Asia Markets

Japan shares slip in holiday trading

Traders in Japan weren't feeling overly jolly on Christmas day, with stocks there snapping a five-day winning streak in holiday thinned trade Thursday, but China shares rallied, led by financials.

The Nikkei 225 index slipped 0.3 percent to end at 17,808.75, after tacking on more than 6.5 percent over the previous five sessions. The index is up around 2 percent so far in December. The yen was nearly flat around 120.13.

Most markets across Asia were shuttered for the Christmas holiday, with Australia, Hong Kong, India, Indonesia, Malaysia, New Zealand, the Philippines, Singapore and South Korea all closed.

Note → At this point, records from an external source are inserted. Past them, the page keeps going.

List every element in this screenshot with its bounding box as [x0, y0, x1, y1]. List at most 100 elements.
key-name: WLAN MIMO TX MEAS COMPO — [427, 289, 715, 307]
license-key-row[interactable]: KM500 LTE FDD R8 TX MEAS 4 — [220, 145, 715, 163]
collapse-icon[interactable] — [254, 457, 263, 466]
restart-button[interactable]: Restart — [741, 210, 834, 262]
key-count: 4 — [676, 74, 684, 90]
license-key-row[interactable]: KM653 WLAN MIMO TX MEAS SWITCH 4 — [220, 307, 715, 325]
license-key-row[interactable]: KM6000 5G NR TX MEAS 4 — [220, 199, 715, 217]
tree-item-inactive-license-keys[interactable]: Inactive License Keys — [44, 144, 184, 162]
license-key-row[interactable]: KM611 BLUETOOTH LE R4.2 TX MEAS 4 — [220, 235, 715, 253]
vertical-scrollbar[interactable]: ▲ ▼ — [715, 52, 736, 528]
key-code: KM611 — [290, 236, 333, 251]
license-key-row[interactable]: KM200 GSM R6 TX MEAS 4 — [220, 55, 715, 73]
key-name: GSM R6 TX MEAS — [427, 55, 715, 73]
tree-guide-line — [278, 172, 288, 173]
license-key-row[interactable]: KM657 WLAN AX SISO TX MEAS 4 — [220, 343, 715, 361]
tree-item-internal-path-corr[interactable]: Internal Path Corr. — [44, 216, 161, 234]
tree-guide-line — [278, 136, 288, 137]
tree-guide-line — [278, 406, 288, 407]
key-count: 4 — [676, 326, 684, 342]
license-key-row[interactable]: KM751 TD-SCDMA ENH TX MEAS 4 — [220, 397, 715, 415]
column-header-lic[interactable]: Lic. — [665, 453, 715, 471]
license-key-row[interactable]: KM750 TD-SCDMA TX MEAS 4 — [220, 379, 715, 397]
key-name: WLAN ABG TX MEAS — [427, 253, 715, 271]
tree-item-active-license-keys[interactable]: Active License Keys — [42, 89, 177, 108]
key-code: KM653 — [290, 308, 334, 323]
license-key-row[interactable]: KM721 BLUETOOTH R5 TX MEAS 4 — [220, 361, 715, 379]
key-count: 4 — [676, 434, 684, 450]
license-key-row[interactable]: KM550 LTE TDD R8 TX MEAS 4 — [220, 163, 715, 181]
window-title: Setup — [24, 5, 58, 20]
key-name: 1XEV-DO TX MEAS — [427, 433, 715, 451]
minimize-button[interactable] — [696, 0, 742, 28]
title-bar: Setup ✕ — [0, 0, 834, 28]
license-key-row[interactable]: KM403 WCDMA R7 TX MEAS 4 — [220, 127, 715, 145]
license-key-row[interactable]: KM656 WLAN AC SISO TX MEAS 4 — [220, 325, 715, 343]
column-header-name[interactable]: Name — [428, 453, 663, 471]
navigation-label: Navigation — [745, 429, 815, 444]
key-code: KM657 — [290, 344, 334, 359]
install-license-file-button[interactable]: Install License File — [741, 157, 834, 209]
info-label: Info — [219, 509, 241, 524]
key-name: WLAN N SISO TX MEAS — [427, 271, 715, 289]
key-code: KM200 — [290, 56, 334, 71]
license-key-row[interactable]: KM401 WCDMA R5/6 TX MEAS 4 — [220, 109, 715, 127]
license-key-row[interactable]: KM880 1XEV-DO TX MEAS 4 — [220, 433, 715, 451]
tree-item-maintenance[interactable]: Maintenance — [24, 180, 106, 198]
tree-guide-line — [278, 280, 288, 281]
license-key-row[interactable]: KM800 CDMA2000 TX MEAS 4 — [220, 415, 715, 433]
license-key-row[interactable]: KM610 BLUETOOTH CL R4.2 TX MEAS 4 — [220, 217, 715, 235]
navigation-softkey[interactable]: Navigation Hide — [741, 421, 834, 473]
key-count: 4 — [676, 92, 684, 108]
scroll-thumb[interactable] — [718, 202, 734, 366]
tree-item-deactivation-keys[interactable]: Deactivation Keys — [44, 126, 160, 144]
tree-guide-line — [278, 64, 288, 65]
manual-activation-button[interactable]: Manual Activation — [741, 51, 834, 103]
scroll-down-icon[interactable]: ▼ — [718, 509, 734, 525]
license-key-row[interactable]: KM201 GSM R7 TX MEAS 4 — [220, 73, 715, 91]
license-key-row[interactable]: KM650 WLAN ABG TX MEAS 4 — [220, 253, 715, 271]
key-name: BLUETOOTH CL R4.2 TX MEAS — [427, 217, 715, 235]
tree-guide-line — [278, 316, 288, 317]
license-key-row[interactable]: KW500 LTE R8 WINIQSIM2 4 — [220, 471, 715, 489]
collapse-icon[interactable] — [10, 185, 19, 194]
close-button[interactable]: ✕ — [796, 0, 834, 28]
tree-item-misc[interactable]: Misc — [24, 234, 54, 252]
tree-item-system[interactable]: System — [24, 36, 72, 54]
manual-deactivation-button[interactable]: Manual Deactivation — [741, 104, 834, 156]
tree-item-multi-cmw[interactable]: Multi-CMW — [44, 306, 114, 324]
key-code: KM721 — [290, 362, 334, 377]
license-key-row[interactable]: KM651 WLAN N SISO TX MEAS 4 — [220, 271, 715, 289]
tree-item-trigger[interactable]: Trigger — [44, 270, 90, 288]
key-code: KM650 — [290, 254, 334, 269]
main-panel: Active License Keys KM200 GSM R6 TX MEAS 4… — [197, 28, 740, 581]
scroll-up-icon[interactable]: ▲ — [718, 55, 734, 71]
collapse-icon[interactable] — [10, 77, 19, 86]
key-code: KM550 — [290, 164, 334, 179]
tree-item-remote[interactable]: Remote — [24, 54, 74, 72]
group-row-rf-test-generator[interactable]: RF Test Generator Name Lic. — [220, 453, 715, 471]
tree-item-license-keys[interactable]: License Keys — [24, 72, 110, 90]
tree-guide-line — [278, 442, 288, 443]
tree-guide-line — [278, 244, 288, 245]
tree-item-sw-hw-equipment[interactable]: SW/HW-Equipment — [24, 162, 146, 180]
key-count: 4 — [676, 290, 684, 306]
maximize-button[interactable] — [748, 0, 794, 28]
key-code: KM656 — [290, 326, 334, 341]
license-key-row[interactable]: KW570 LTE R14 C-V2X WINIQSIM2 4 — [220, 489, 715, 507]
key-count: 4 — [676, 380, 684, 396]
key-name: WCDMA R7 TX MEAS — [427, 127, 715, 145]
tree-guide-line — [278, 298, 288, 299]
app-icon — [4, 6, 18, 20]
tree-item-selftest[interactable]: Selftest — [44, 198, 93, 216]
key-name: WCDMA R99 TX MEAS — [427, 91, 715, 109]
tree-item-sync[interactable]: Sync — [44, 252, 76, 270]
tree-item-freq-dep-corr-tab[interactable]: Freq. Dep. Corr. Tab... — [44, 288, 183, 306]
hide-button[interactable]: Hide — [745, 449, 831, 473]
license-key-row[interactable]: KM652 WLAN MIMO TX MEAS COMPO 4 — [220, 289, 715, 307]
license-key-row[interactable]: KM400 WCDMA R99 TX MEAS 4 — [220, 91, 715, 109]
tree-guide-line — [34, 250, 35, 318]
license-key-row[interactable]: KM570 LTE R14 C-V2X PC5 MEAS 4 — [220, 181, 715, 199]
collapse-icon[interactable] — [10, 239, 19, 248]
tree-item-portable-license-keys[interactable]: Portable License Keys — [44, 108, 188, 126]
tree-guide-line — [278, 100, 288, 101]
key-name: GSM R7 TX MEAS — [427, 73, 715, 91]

Among heavyweight stocks in Japan, Sony shed 0.5 percent. The company was the target of a hacking attack that the U.S. government has blamed on North Korea, reportedly in as the isolated country objected to the film "The Interview" depicting a planned assassination of its leader Kim Jong Un. Earlier Wednesday, Sony released "The Interview" on multiple web sites including Google's YouTube video streaming platform, as many theaters hesitated to screen the film.

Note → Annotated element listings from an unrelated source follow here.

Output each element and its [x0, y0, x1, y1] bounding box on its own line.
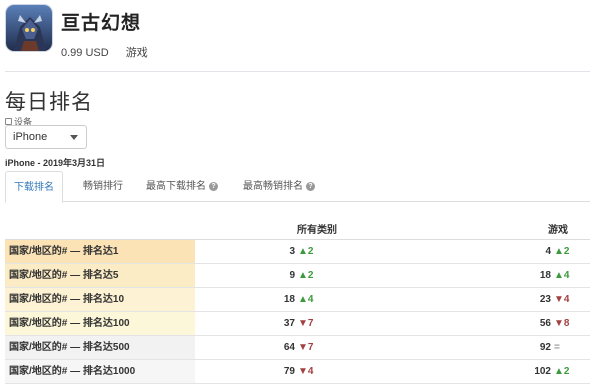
games-cell: 4 ▲2 [545, 240, 570, 263]
table-row: 国家/地区的# — 排名达5 9 ▲2 18 ▲4 [5, 264, 590, 288]
tab-label: 最高下载排名 [146, 181, 206, 192]
help-icon[interactable]: ? [306, 182, 315, 191]
all-categories-rank: 3 [289, 246, 295, 257]
games-rank: 92 [539, 342, 551, 353]
device-select-value: iPhone [13, 131, 48, 143]
row-label: 国家/地区的# — 排名达1000 [5, 360, 195, 383]
games-rank: 18 [539, 270, 551, 281]
all-categories-delta: ▼7 [298, 318, 314, 329]
all-categories-delta: ▼7 [298, 342, 314, 353]
row-label: 国家/地区的# — 排名达1 [5, 240, 195, 263]
app-price: 0.99 USD [61, 47, 109, 59]
games-delta: = [554, 342, 560, 353]
tab-highest-grossing-rank[interactable]: 最高畅销排名 ? [243, 171, 315, 202]
games-cell: 23 ▼4 [540, 288, 570, 311]
tab-top-grossing[interactable]: 畅销排行 [83, 171, 123, 202]
games-rank: 4 [545, 246, 551, 257]
row-label: 国家/地区的# — 排名达5 [5, 264, 195, 287]
tab-download-rank[interactable]: 下载排名 [5, 171, 63, 203]
header-games: 游戏 [548, 225, 568, 236]
all-categories-cell: 18 ▲4 [284, 288, 314, 311]
chevron-down-icon [70, 135, 78, 140]
date-line: iPhone - 2019年3月31日 [5, 158, 106, 168]
header-divider [5, 71, 590, 72]
table-row: 国家/地区的# — 排名达1 3 ▲2 4 ▲2 [5, 240, 590, 264]
app-meta: 0.99 USD 游戏 [61, 44, 162, 60]
help-icon[interactable]: ? [209, 182, 218, 191]
games-cell: 18 ▲4 [540, 264, 570, 287]
app-header: 亘古幻想 0.99 USD 游戏 [5, 4, 590, 68]
all-categories-cell: 3 ▲2 [289, 240, 314, 263]
all-categories-delta: ▲2 [298, 270, 314, 281]
all-categories-cell: 79 ▼4 [284, 360, 314, 383]
games-delta: ▼8 [554, 318, 570, 329]
all-categories-rank: 18 [283, 294, 295, 305]
app-title: 亘古幻想 [61, 13, 142, 34]
tab-label: 下载排名 [14, 181, 54, 193]
all-categories-rank: 64 [283, 342, 295, 353]
all-categories-delta: ▲4 [298, 294, 314, 305]
header-all-categories: 所有类别 [297, 225, 337, 236]
all-categories-rank: 9 [289, 270, 295, 281]
app-icon[interactable] [5, 4, 53, 52]
row-label: 国家/地区的# — 排名达500 [5, 336, 195, 359]
device-select[interactable]: iPhone [5, 125, 87, 149]
all-categories-cell: 37 ▼7 [284, 312, 314, 335]
tab-highest-download-rank[interactable]: 最高下载排名 ? [146, 171, 218, 202]
all-categories-cell: 64 ▼7 [284, 336, 314, 359]
games-rank: 102 [534, 366, 551, 377]
ranking-table: 所有类别 游戏 国家/地区的# — 排名达1 3 ▲2 4 ▲2 国家/地区的# — 排名… [5, 216, 590, 384]
games-delta: ▲4 [554, 270, 570, 281]
ranking-tabs: 下载排名 畅销排行 最高下载排名 ? 最高畅销排名 ? [5, 171, 590, 203]
info-icon [5, 118, 12, 125]
app-category[interactable]: 游戏 [126, 47, 148, 59]
table-row: 国家/地区的# — 排名达1000 79 ▼4 102 ▲2 [5, 360, 590, 384]
table-row: 国家/地区的# — 排名达500 64 ▼7 92 = [5, 336, 590, 360]
all-categories-delta: ▲2 [298, 246, 314, 257]
all-categories-rank: 79 [283, 366, 295, 377]
all-categories-cell: 9 ▲2 [289, 264, 314, 287]
section-title: 每日排名 [5, 91, 93, 114]
games-rank: 23 [539, 294, 551, 305]
row-label: 国家/地区的# — 排名达10 [5, 288, 195, 311]
games-cell: 56 ▼8 [540, 312, 570, 335]
tab-label: 最高畅销排名 [243, 181, 303, 192]
games-rank: 56 [539, 318, 551, 329]
all-categories-rank: 37 [283, 318, 295, 329]
table-row: 国家/地区的# — 排名达100 37 ▼7 56 ▼8 [5, 312, 590, 336]
games-delta: ▼4 [554, 294, 570, 305]
games-delta: ▲2 [554, 366, 570, 377]
games-cell: 102 ▲2 [534, 360, 570, 383]
table-header: 所有类别 游戏 [5, 216, 590, 240]
games-cell: 92 = [540, 336, 570, 359]
all-categories-delta: ▼4 [298, 366, 314, 377]
table-row: 国家/地区的# — 排名达10 18 ▲4 23 ▼4 [5, 288, 590, 312]
row-label: 国家/地区的# — 排名达100 [5, 312, 195, 335]
games-delta: ▲2 [554, 246, 570, 257]
tab-label: 畅销排行 [83, 181, 123, 192]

Shares of Japan Airlines dropped 4.0 percent. At the end of March, Japan's government plans to eliminate a corporate tax break used by the company, the Nikkei reported.

Shares in China surged, with the Shanghai Composite ending up 3.4 percent.

Bank shares climbed, with ICBC rising 3.0 percent, China Construction Bank adding 6.8 percent and the Bank of China gaining 4.5 percent. Local media reported that the People's Bank of China (PBOC) planned further measures to ease banks' liquidity conditions.


In Taiwan, the Taiex index ended down 0.3 percent. Thailand's SET index shed 0.8 percent by mid-afternoon trade.

Overnight in the U.S., both the and S&P 500 rose to intraday records, before losing losing steam in the final moments of trading. Dialing back from a 62-point jump, the Dow Jones Industrial Average rose 6.04 points to 18,030.21, another record close. The S&P 500 shed a fraction to finish at 2,081.88, with energy leading sector losses that included seven of its 10 major industry groups. In U.S. trade, Brent crude settled at $60.24 a barrel, down 2.35 percent, while U.S. crude oil settled at $55.84 a barrel, down 2.24 percent after U.S. crude stocks climbed more than expected last week to a record amid rising imports.